Stop worrying about your worrying. A new study from the University of Waterloo has found a surprising benefit of anxiety: better memory.
That is, anxiety affects memory positively — as long as the anxiety stays at manageable levels.
“People with high anxiety have to be careful,” said the study‘s co-author Myra Fernandes, a psychologist at the University of Waterloo. “To some degree, there is an optimal level of anxiety that is going to benefit your memory, but we know from other research that high levels of anxiety can cause people to reach a tipping point, which impacts their memories and performance.”

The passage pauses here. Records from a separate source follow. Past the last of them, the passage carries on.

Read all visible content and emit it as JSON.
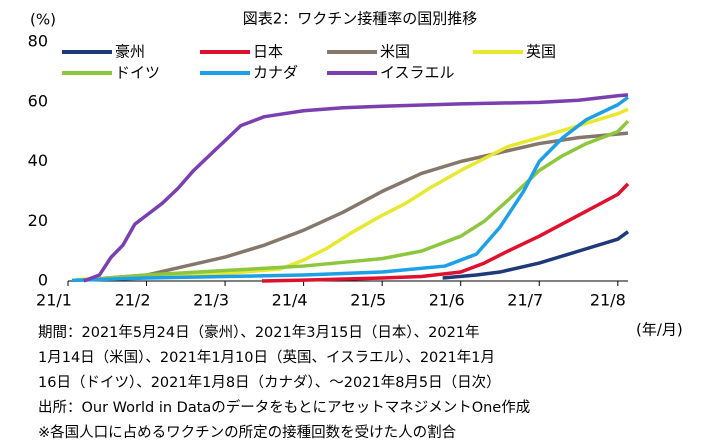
{
  "chart_data": {
    "type": "line",
    "title": "図表2：ワクチン接種率の国別推移",
    "y_unit": "(%)",
    "x_unit": "(年/月)",
    "xlim": [
      0,
      7.13
    ],
    "xticks": [
      {
        "value": 0,
        "label": "21/1"
      },
      {
        "value": 1,
        "label": "21/2"
      },
      {
        "value": 2,
        "label": "21/3"
      },
      {
        "value": 3,
        "label": "21/4"
      },
      {
        "value": 4,
        "label": "21/5"
      },
      {
        "value": 5,
        "label": "21/6"
      },
      {
        "value": 6,
        "label": "21/7"
      },
      {
        "value": 7,
        "label": "21/8"
      }
    ],
    "ylim": [
      0,
      80
    ],
    "yticks": [
      0,
      20,
      40,
      60,
      80
    ],
    "grid": false,
    "series": [
      {
        "name": "豪州",
        "color": "#1f3a78",
        "x": [
          4.77,
          5.2,
          5.5,
          6,
          6.5,
          7,
          7.13
        ],
        "values": [
          1,
          2,
          3,
          6,
          10,
          14,
          16.5
        ]
      },
      {
        "name": "日本",
        "color": "#e0102f",
        "x": [
          2.47,
          3,
          4,
          4.5,
          5,
          5.3,
          5.6,
          6,
          6.5,
          7,
          7.13
        ],
        "values": [
          0,
          0.3,
          1,
          1.5,
          3,
          6,
          10,
          15,
          22,
          29,
          32.5
        ]
      },
      {
        "name": "米国",
        "color": "#85776a",
        "x": [
          0.1,
          0.5,
          1,
          1.5,
          2,
          2.5,
          3,
          3.5,
          4,
          4.5,
          5,
          5.5,
          6,
          6.5,
          7.13
        ],
        "values": [
          0.3,
          1,
          2,
          5,
          8,
          12,
          17,
          23,
          30,
          36,
          40,
          43,
          46,
          48,
          49.5
        ]
      },
      {
        "name": "英国",
        "color": "#e8e830",
        "x": [
          0.1,
          1,
          2,
          2.7,
          3,
          3.3,
          3.6,
          4,
          4.3,
          4.6,
          5,
          5.3,
          5.6,
          6,
          6.5,
          7,
          7.13
        ],
        "values": [
          0.5,
          1.5,
          2.5,
          4,
          7,
          11,
          16,
          22,
          26,
          31,
          37,
          41,
          45,
          48,
          52,
          56,
          57.5
        ]
      },
      {
        "name": "ドイツ",
        "color": "#8dc63f",
        "x": [
          0.15,
          1,
          2,
          3,
          4,
          4.5,
          5,
          5.3,
          5.6,
          6,
          6.3,
          6.6,
          7,
          7.13
        ],
        "values": [
          0.2,
          2,
          3.5,
          5,
          7.5,
          10,
          15,
          20,
          27,
          37,
          42,
          46,
          50,
          53.5
        ]
      },
      {
        "name": "カナダ",
        "color": "#1ea0e6",
        "x": [
          0.05,
          1,
          2,
          3,
          4,
          4.8,
          5.2,
          5.5,
          5.8,
          6,
          6.3,
          6.6,
          7,
          7.13
        ],
        "values": [
          0.2,
          1,
          1.5,
          2,
          3,
          5,
          9,
          18,
          30,
          40,
          48,
          54,
          59,
          61.5
        ]
      },
      {
        "name": "イスラエル",
        "color": "#7b3fb0",
        "x": [
          0.2,
          0.4,
          0.55,
          0.7,
          0.85,
          1,
          1.2,
          1.4,
          1.6,
          1.8,
          2,
          2.2,
          2.5,
          3,
          3.5,
          4,
          5,
          6,
          6.5,
          7,
          7.13
        ],
        "values": [
          0,
          2,
          8,
          12,
          19,
          22,
          26,
          31,
          37,
          42,
          47,
          52,
          55,
          57,
          58,
          58.5,
          59.3,
          59.8,
          60.5,
          62,
          62.3
        ]
      }
    ],
    "notes": [
      "期間：2021年5月24日（豪州）、2021年3月15日（日本）、2021年",
      "1月14日（米国）、2021年1月10日（英国、イスラエル）、2021年1月",
      "16日（ドイツ）、2021年1月8日（カナダ）、～2021年8月5日（日次）",
      "出所：Our World in DataのデータをもとにアセットマネジメントOne作成",
      "※各国人口に占めるワクチンの所定の接種回数を受けた人の割合"
    ]
  }
}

Fernandes and Christopher Lee, a psychology PhD candidate, found that manageable levels of anxiety actually aided people in being able to recall the details of events. But when anxiety levels got too high or descended into fear, people began to associate otherwise neutral elements of an experience to the negative context.
They also found that individuals high in anxiety, as measured by the widely used Depression Anxiety Stress Scales, showed a heightened sensitivity to the influences of emotional context on their memory, with neutral information becoming tainted, or coloured by the emotion with which it was associated as they experienced it.
“By thinking about emotional events or by thinking about negative events this might put you in a negative mindset that can bias you or change the way you perceive your current environment,” Lee said. “So, I think for the general public it is important to be aware of what biases you might bring to the table or what particular mindset you might be viewing the world in and how that might ultimately shape what we walk away seeing.”